All across the country, post offices that are invaluable artistic and historic assets are slated to be sold to developers. One is the marvelous 1935 Bronx post office, with classic architectural flourishes and 13 museum-worthy murals. “It’s not just a post office,” says one customer fighting the closure, “it’s part of my life.” No one feels that way about a Fed Ex warehouse. Yet, says a USPS spokeswoman dismissively, the four-story building is “severely underused.”
So, use it! Put a coffee shop in it, a public internet facility, a library and museum, a one-stop government services center – and, as USPS employees have suggested, a public bank offering basic services to the thousands of neighborhood people ignored by commercial banks. Come on, USPS, show a little creativity and gumption, and remember that “service” is a key part of your name!
“Protest Aside, Postal Service Is Taking Next Step to Sell Grand Property in the Bronx,” The New York Times, February 5, 2014.
“Elizabeth Warren Proposes Replacing Payday Lenders With the Post Office,” www.thinkporgress.org, February 3, 2013.

Tom Perkins speaks. Again

The überrich are full of ideas. Not, unfortunately, ideas to help humanity, but to help themselves grab more money and power at our expense.
Take Tom Perkins. He’s one of a growing number of the “put-upon” rich – billionaires who’ve grabbed a fabulous fortune by hook or crook, but now complain that they are victims of a “rising tide of hatred.” Excuse me, Tom, but the words “billionaire” and “victim” are not a natural pairing. Yet, even though he candidly concedes that he lives a life of vulgar excess, Perkins wrote a sob-story letter in January to the Wall Street Journal pleading for relief from the “war on the American one percent, namely the ‘rich.’”
He was roundly ridiculed for that, but he’s since come back with a pragmatic idea for redressing the grievous plight of the put-upon one-percenters. What’s needed, he explained, is a slight tweaking of America’s democratic election system. “The Tom Perkins system,” he lectured, is “you don’t get to vote unless you pay a dollar of taxes. But what I really think is, it should be like a corporation. You pay a million dollars in taxes, you get a million votes. How’s that?”
Gosh, so much vanity and ignorance crammed into only three sentences! Apparently, no one has informed Tom that poor people pay a larger percentage of their income in various taxes than do privileged tax evaders like him. Nor does he seem aware that a democratic government can not be anything like a corporation, for government must serve the whole public, while a corporation is an autocratic hierarchy that serves only a few.

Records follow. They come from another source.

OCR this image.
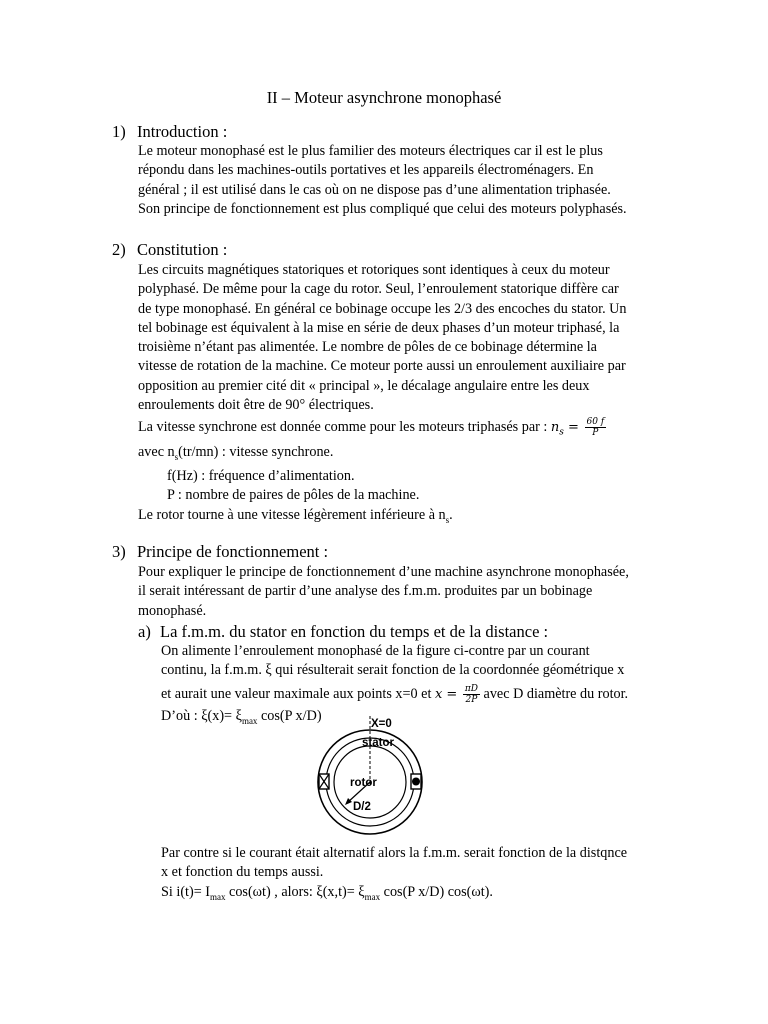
II – Moteur asynchrone monophasé
1) Introduction :

Le moteur monophasé est le plus familier des moteurs électriques car il est le plus

répondu dans les machines-outils portatives et les appareils électroménagers. En

général ; il est utilisé dans le cas où on ne dispose pas d’une alimentation triphasée.

Son principe de fonctionnement est plus compliqué que celui des moteurs polyphasés.

2) Constitution :

Les circuits magnétiques statoriques et rotoriques sont identiques à ceux du moteur

polyphasé. De même pour la cage du rotor. Seul, l’enroulement statorique diffère car

de type monophasé. En général ce bobinage occupe les 2/3 des encoches du stator. Un

tel bobinage est équivalent à la mise en série de deux phases d’un moteur triphasé, la

troisième n’étant pas alimentée. Le nombre de pôles de ce bobinage détermine la

vitesse de rotation de la machine. Ce moteur porte aussi un enroulement auxiliaire par

opposition au premier cité dit « principal », le décalage angulaire entre les deux

enroulements doit être de 90° électriques.

La vitesse synchrone est donnée comme pour les moteurs triphasés par : $n_s = \frac{60 f}{P}$

avec $n_s(tr/mn)$ : vitesse synchrone.

f(Hz) : fréquence d’alimentation.

P : nombre de paires de pôles de la machine.

Le rotor tourne à une vitesse légèrement inférieure à $n_s$.

3) Principe de fonctionnement :

Pour expliquer le principe de fonctionnement d’une machine asynchrone monophasée,

il serait intéressant de partir d’une analyse des f.m.m. produites par un bobinage

monophasé.

a) La f.m.m. du stator en fonction du temps et de la distance :

On alimente l’enroulement monophasé de la figure ci-contre par un courant

continu, la f.m.m. ξ qui résulterait serait fonction de la coordonnée géométrique x

et aurait une valeur maximale aux points x=0 et $x = \frac{\pi D}{2P}$ avec D diamètre du rotor.

D’où : $\xi(x)= \xi_{max}$ cos(P x/D)

X=0
stator
rotor
D/2

Par contre si le courant était alternatif alors la f.m.m. serait fonction de la distqnce

x et fonction du temps aussi.

Si $i(t)= I_{max}$ cos(ωt) , alors: $\xi(x,t)= \xi_{max}$ cos(P x/D) cos(ωt).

And golly, Tom, why should you and all of your billionaire buddies get anything special – like extra votes – just for paying taxes? What you get in return for taxes is what we all get: Civilization.
I thought I would write to Tom about his plan, but then I realized, I don’t know how to spell “Thhhbbbbbllllltttttttt.”
“How One Billionaire’s Idea To Give Rich People More Votes Is Already In The Works,” www.thinkprogress.org, February 14, 2014.
“Cry me a river full of gold: 1% is the loneliest number,” Austin American Statesman, February 2, 2014.